Changing a parameter that isn't on the chain every sample

Hello,

Sorry if this is a very easy solution - I searched for a few hours and wasn’t able to find a solution that I understood.

I was wondering if there was a way to introduce uncertainty in a parameter that is being used in the model, without adding it to the chain. For example, suppose I have a linear relationship between two parameters x and y, such that

y = Ax + B, where A = -0.006 +/- 0.001 and B = 1 +/- 0.04. I am sampling x and want to change A and B each chain sample so I can incorporate the uncertainty in my input parameters into the model uncertainty. Is there a way to do this? Thanks.

EDIT: Sorry all, it looks like my phrasing above was confusing. In pseudo-code, here’s what I want:

import numpy as np
import pymc3 as pm

# Dummy data
Y = np.arange(0, 50) + np.random.randn(50)

for sample in int(nburnin + nsamples):
    with pm.Model() as model:
        A = np.random.normal(-0.006, 0.001)
        B = np.random.normal(1.0, 0.04)

        y_true = pm.Data('y', Y)
        x = pm.Flat('x')
        y_syn = A*x + B
       #... augment likelihood to look at difference between y_true and y_syn ...
        trace = pm.sample(...)

Of course the above code wouldn’t work the way it is intended with PyMC3, but this demonstrates my point visually, I think.

I don’t want to use pm.Normal('A', mu=-0.006, sigma=0.001 and pm.Normal('B', mu=1, sigma=0.04) because (my understanding) is that this would sample those parameters to solve them in the MCMC. I just want the values and their uncertainties added into my model solving for x.

it depends on your statistical model. for example, if A is normally distributed, uncertainty is the ‘sigma’ parameter. (Note: I’m not sure if I understand your question properly!)

Not that I know of. But note that 1 chain is just 1 sampling of the model, so you could just perturb A and B between calls to pm.sample something like


for j in range(nchains):
    A += np.random.(...)   # I *think* += operates on the underlying memory rather than creating a new object
    B += np.random.(...)
    x_chains.append(pm.sample(..., chains=1))

1 Like

Can’t you just add a prior to A and B that has the noise distribution you want?

A_noisy = pm.Normal("A_noisy", A, 1)

Where the prior can be any distribution centered around your value A

This has the advantage that your sample can take into consideration gradient information.

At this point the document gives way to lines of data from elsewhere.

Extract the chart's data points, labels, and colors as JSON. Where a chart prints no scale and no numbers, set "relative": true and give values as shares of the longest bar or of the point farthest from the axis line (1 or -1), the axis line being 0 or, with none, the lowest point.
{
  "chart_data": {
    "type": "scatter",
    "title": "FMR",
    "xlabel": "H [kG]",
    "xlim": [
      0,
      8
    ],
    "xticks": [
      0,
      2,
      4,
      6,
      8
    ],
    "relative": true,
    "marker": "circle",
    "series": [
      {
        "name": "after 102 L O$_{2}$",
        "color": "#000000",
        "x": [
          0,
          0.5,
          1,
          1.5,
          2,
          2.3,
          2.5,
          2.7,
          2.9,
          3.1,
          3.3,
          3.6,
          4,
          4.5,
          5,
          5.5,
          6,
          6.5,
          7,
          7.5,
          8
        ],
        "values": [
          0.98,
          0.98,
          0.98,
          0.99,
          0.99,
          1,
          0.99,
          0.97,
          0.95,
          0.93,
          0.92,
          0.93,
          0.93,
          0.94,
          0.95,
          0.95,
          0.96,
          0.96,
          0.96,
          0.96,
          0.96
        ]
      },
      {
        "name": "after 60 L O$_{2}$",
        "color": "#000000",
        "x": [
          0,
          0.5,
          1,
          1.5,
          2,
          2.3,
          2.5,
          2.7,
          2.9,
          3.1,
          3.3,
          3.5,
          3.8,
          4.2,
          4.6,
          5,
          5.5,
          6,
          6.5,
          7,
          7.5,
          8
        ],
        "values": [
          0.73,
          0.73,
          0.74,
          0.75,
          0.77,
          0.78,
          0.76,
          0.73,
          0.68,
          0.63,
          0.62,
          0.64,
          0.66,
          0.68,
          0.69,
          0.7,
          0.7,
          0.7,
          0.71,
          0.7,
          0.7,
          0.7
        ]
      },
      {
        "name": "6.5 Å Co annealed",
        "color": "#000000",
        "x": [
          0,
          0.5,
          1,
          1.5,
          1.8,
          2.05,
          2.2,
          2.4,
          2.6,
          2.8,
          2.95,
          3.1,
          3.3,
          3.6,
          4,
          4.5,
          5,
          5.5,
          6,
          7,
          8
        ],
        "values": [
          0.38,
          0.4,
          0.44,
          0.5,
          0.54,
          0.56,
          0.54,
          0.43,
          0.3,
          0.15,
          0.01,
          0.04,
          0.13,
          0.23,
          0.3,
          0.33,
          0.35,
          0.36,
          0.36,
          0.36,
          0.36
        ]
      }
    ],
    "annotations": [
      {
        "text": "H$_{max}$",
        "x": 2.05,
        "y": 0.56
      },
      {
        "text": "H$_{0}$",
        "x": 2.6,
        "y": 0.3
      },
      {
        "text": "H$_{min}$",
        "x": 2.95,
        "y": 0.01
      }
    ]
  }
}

Otherwise you are in untested territory in PyMC3.

I think this is the closest thing to what I need, thanks. I also had the idea of perturbing the A & B each chain, but I thought I’d ask if there was a way to do it each sample.

Thanks!

Sorry for the late reply. Wouldn’t using A_noisy = pm.Normal("A_noisy", A, 1) allow the sampling to change the distribution of A over the chain? I would want my posterior distribution for A to be the same as its prior.

I am not sure what your goal is. You want a prior that’s fixed but random? The way I would think about it would be to have fixed parameters (if the approximation is not too bad). So you don’t have a fixed A with a special pdf but a distribution with fixed parameters. Say A_mean = 10 and A_std = 1. Then A_noisy = pm.Normal("A_noisy", A_mean, A_std). The latter would change obviously during inference but A itself would be fixed as those are just numbers. Then the prior for A_noisy2 = pm.Normal("A_noisy", A_mean, A_std) in another context is exactly the same as A_noisy1 was. It’s a different way of thinking about it but I feel it achieves the same result, no? If you don’t like to force a Normal prior you can use something else.

Basically, I have two parameters A and B that have known value and uncertainty. I don’t need to sample in the MCMC, since their value is already determined. I would, however, like to incorporate their uncertainties into my model. Ideally, I would accomplish this by changing the A and B parameters each sample, but not updating these parameters each step.

I hope that makes more sense.

I think I understand the idea (although not the rationale). I really don’t know how wise it is to change things that pymc expects to be fixed during sampling.

I still feel that what you want is equivalent in practice to just resetting your prior of A every time you sample, but I might be missing something. How would the generative model for your data look like?

Actually I think you’re correct - resetting the prior each sample would achieve the same thing. I don’t see how to do that using pymc3.sample(), however.